All over the country at this instant airline travelers are taking off their shoes, putting them in gray plastic bins and sending them through TSA scanning machines. As far as anyone knows, no shoes have blown up airplanes since this exercise began. On the other foot, the public not only must pay for all that shoe checking but confront long airport lines, added hassle and a gen-eral sense of lockdown in pre-flight waiting areas.
A version of this level of security is anticipated for the nation’s borders, where the Department of Homeland Security’s Western Hemisphere Travel Initiative by 2008 would require passports of anyone crossing from Mexico or, more in Maine’s interest, from Canada into the United States. The large majority of Americans and Canadians do not have passports, but the initial inconvenience and cost of getting them is outweighed by the permanent hurdle of proving you are who you say you are.
As Secretary of State Condoleezza Rice heard Monday night in Ottawa, Canadians, including Ambassador Frank McKenna, estimate the potential economic loss, including from discouraged tourist traffic, at $2 billion a year. Certainly, the change would
be harmful to Maine.
Sen. Susan Collins, chairman of the Senate’s homeland security committee, has been pointing that out to the department since April, and fortunately the message has well received. An initial start date of Dec. 31, 2005 has been pushed back and the department has done more to emphasize the use of automated identification technology for land-based crossings, several of which already are available and in limited use. Those programs – with acronyms such as SENTRI, NEXUS and FAST, in place for commercial truckers – can be made to acceptably strike a balance between ease of travel and security.

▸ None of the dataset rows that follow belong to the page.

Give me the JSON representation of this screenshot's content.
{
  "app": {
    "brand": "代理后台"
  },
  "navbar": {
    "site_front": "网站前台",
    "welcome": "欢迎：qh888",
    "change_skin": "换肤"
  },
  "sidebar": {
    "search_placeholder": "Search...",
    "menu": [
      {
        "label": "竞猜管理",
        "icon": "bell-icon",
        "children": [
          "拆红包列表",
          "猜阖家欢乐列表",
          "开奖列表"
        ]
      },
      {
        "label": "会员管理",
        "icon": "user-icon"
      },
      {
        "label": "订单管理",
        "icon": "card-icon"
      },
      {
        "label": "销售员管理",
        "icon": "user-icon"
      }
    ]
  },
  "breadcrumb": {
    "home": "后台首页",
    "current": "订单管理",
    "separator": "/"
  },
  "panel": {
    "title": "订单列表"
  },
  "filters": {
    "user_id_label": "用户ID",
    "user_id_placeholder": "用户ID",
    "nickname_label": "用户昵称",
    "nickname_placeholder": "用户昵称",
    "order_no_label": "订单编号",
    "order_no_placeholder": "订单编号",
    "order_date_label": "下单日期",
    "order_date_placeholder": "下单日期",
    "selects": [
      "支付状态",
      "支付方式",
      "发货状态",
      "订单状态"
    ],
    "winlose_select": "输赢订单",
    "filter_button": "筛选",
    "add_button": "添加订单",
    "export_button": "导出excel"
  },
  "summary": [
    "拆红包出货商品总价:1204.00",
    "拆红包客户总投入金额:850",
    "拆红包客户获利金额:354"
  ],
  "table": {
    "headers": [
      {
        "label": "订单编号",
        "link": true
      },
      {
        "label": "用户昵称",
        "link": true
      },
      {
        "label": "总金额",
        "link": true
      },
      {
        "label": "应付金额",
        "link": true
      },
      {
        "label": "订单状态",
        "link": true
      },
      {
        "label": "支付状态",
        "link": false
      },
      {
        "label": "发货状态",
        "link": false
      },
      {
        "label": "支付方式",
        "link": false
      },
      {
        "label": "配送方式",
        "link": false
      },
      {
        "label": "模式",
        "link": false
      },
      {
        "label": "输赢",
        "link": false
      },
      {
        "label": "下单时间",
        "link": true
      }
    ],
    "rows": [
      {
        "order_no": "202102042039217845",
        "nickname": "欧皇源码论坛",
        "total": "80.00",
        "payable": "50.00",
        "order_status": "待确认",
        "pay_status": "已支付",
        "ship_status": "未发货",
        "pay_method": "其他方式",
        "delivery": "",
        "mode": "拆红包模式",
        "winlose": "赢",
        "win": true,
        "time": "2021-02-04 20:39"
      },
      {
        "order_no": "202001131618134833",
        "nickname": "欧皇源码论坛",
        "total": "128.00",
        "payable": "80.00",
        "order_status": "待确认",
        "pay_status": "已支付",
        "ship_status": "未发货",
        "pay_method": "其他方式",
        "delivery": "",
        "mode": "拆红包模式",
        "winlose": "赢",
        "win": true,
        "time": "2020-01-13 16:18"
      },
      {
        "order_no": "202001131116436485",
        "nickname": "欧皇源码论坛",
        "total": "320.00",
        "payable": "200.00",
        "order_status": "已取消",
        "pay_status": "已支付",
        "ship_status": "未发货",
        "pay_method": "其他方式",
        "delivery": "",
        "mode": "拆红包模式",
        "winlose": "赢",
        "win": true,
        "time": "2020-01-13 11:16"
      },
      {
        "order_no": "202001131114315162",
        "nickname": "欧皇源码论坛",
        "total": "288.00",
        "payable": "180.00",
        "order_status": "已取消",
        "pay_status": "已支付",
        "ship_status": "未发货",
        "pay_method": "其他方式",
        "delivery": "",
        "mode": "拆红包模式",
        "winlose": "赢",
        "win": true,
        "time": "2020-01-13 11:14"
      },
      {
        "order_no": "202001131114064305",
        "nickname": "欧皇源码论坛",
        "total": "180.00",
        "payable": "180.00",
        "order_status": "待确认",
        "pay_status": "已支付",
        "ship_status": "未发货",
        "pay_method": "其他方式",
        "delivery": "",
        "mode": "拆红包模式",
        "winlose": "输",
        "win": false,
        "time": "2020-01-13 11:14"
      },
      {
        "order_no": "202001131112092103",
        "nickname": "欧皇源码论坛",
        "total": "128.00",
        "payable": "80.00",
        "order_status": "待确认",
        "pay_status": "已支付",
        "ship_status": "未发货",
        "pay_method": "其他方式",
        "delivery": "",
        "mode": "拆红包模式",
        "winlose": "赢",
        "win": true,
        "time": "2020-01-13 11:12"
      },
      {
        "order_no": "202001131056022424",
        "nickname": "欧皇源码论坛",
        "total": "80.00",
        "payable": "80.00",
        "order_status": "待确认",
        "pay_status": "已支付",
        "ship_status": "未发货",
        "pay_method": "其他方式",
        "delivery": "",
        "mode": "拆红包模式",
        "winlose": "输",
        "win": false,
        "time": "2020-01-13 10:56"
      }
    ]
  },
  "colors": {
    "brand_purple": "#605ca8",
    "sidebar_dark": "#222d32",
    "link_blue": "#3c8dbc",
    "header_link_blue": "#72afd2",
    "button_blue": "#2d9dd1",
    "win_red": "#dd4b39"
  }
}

What hasn’t been solved yet is a check for infrequent travelers, tourists who might cross the border a couple of times a year. Improved driving licenses are already part of the reforms to increase security, and these are being considered as adequate documentation for crossings. That could make sense, and just having the frequent travelers moving through quickly will help speed the infrequent travelers too.
The key for DHS is to base compliance for the initiative on the availability of technology. It makes sense that major crossings would expand this technology early and smaller crossings later. That causes challenges of its own, but it meets the directive of the travel initiative with a minimum of disruption for tourists and for those who cross the border frequently for work or family reasons.
If only something were available at airports to replace the shoe inspections.